Investigating the sense of place-identity within communities, Singapore’s conservation planning lends support for citizen participation in the search for local heritage. Partnership and open communication are important components. The URA view of the planner-community partnership in Singapore reinforces this sense of collaboration:

The process will demand weighing conflicting factors very carefully...Having these open channels of communication, more than ever, is vital as we write a new chapter on conservation. Together.

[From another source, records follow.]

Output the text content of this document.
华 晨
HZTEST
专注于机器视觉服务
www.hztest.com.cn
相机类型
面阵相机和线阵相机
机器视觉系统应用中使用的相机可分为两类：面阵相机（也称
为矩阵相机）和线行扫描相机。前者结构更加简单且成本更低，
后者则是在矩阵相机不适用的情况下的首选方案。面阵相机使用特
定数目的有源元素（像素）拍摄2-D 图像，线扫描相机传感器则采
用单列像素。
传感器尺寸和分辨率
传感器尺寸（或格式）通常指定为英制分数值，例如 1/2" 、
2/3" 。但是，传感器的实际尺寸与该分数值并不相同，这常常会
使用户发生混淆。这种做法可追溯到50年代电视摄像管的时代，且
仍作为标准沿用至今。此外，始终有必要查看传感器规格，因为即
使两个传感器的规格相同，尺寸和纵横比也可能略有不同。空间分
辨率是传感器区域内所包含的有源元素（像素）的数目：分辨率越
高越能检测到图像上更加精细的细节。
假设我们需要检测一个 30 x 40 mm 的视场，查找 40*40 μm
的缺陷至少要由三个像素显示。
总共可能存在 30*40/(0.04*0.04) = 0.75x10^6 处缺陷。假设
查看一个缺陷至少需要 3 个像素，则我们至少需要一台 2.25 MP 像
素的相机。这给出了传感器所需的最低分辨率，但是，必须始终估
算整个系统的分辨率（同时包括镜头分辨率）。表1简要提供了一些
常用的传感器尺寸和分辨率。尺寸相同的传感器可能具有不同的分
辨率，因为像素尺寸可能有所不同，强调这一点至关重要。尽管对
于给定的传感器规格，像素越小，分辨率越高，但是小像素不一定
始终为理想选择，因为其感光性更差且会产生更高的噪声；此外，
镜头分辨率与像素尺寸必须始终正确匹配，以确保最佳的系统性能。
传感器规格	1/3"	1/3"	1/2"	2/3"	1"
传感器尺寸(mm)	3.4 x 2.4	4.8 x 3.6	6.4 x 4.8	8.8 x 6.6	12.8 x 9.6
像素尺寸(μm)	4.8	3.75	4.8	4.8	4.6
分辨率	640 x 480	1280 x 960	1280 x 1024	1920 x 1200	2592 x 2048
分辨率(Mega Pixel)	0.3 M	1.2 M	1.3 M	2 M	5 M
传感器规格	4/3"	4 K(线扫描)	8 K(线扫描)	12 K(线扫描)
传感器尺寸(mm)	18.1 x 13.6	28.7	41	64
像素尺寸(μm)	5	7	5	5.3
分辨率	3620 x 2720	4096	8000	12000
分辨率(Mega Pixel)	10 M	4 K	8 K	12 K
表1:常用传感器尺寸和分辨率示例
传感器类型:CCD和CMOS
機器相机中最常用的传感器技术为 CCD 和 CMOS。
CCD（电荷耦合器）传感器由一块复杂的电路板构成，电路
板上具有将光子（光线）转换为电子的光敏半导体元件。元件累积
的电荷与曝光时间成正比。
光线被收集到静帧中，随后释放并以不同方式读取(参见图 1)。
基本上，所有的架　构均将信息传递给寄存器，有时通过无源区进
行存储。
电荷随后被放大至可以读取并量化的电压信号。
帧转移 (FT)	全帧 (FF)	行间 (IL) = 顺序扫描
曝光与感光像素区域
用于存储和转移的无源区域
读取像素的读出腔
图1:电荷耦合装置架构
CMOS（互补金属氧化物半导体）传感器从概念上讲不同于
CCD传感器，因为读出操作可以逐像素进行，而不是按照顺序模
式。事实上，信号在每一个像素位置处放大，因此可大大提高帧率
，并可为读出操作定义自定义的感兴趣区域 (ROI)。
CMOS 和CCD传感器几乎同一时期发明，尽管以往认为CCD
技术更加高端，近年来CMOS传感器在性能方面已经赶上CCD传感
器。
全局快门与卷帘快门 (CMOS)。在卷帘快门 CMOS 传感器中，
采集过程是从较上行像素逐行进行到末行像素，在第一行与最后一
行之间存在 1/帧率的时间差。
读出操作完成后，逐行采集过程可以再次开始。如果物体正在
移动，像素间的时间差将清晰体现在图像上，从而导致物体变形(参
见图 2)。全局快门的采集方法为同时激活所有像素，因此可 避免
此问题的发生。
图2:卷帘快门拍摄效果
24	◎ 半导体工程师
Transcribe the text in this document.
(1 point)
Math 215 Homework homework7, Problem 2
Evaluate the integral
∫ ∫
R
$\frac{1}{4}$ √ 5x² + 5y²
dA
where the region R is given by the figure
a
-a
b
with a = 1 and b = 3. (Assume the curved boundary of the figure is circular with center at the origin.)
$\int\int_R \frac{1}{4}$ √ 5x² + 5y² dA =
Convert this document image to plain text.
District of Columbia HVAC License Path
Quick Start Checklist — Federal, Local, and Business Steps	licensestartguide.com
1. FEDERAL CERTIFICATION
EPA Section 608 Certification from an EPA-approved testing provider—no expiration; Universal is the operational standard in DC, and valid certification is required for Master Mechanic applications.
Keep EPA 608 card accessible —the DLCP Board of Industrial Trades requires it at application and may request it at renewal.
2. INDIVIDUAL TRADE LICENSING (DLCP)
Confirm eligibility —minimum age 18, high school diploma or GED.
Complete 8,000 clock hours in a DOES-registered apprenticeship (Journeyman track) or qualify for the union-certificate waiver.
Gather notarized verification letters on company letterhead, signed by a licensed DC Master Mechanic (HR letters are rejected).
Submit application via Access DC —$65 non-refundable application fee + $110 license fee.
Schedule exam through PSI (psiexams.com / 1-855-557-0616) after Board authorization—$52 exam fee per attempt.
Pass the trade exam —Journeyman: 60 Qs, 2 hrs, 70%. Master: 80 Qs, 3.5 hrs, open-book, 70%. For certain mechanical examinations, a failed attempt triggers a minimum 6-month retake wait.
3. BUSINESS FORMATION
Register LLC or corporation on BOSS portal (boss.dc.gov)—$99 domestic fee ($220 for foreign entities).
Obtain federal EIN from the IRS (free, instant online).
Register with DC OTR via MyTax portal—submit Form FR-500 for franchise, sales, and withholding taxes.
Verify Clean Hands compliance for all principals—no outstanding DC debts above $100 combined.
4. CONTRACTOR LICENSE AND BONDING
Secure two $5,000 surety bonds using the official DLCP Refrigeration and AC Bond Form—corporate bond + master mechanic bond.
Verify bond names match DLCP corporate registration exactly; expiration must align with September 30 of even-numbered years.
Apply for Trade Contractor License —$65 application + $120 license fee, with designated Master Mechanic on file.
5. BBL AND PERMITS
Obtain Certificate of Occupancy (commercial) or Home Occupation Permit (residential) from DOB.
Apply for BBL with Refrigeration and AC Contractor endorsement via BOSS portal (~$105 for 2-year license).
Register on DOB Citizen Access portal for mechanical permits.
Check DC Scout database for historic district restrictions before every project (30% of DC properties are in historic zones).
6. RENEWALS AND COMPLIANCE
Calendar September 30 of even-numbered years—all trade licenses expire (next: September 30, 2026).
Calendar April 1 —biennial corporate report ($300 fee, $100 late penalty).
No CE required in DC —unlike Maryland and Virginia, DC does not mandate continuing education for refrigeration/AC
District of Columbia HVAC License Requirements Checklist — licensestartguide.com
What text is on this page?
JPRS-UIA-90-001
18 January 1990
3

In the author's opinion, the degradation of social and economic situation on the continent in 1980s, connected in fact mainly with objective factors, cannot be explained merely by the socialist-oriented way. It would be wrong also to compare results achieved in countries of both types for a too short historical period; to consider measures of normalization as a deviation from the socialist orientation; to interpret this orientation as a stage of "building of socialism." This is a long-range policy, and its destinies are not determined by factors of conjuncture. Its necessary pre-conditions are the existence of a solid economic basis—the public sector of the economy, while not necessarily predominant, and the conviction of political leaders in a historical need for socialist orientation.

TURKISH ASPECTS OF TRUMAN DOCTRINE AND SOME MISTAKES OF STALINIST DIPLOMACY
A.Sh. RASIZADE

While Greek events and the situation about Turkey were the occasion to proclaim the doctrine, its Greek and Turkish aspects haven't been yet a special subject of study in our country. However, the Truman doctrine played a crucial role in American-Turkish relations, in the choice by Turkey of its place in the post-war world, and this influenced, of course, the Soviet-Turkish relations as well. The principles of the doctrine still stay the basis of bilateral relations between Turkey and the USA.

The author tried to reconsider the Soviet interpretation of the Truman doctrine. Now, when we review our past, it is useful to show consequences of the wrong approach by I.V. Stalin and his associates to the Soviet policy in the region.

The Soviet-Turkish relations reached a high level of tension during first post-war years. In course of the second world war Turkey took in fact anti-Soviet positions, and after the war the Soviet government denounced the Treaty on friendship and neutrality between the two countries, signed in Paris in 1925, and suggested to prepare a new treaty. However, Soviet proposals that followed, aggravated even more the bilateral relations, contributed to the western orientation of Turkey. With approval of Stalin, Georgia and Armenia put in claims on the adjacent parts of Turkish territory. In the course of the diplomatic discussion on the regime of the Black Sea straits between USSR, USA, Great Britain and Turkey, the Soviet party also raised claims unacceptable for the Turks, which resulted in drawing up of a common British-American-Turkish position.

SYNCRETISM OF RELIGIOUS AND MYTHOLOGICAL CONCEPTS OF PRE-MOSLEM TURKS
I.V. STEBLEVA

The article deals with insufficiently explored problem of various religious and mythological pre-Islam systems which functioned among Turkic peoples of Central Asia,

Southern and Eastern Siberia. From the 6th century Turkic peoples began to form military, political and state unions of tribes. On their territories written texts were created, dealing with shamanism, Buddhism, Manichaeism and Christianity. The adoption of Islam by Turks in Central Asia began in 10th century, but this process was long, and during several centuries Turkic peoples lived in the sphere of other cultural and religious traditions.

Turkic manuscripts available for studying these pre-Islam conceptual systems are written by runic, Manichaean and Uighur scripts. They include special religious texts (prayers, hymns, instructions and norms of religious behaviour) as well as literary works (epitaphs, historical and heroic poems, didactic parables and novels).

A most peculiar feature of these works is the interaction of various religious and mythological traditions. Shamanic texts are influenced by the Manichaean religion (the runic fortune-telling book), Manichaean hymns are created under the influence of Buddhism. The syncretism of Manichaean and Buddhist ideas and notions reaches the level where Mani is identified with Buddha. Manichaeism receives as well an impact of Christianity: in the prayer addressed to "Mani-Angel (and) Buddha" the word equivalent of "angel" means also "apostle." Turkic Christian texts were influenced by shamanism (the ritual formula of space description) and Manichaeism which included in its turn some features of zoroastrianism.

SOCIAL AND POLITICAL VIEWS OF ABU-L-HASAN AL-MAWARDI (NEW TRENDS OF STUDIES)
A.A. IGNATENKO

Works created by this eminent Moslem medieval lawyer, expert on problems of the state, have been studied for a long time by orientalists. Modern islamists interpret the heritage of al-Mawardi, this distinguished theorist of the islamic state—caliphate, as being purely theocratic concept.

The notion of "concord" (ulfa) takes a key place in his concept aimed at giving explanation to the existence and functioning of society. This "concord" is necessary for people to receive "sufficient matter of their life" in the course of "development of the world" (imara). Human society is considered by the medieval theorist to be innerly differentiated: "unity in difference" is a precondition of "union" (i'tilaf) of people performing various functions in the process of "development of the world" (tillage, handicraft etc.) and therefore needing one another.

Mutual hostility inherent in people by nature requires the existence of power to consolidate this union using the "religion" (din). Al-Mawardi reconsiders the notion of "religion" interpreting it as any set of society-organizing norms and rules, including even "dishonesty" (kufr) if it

People in any community consist of diverse groups representing a host of interests that may lead to conflicting opinions on issues, whose views should be heard and taken. These are tough issues with no ready answers, calling for adequate preparation and building of mechanisms to deal with constraints and risks. There is a wealth of literature on strategies for community participation, including the United Nations Development Program (UNDP) 1997 Guidebook on Participation. The Singapore search for identity in conservation underscores a common first principle of participatory development: the primacy of citizenship. It is one key strategy in the making of a distinctive city, making use of not just quantitative analyses of the urban fabric but also people’s personal views and feelings, to identify the underlying qualities of the sense of place and attachment to locality. 

The possibility of being involved in the conservation planning process opens new perspectives for strengthening the social fabric that allows ordinary people to become citizen-activists and community leaders. It is the starting point for working together to improve urban quality of life for all, especially when the public’s feedback is considered and being incorporated in the draft Singapore Master Plan 2003. Closer consideration, however, raises an important issue inherent in heritage conservation: that what is considered to be of heritage value is subjective and very much temporally and contextually bound. This is because heritage has the power to stir emotions and reinforce group identities. Consequently, those who hold the power will often seek to shape the landscapes and their meanings. They are able to define what constitutes heritage and what elements of the past should be conserved. 

Notwithstanding the great potential of heritage conservation in generating new social solidarities among the population, economic prospects and urban branding and “place marketing” cannot be ignored. Singapore in its effort to construct a modern city has given increasing emphasis to conservation of urban places and familiar neighborhoods, promoting participatory planning as a way to identify and strengthen the city’s distinctiveness. Against the widening process of globalization, community participation in heritage conservation is one way of reinforcing residents’ and workers’ feelings of belonging to and identifying with the city. The URA’s current commitment to enhancing heritage conservation in Singapore reflects an invitation to build local places together, a basic element in the making of cities in which people truly desire to live, work, play, and visit, and that promotes prosperity and improves the quality of physical and cultural life.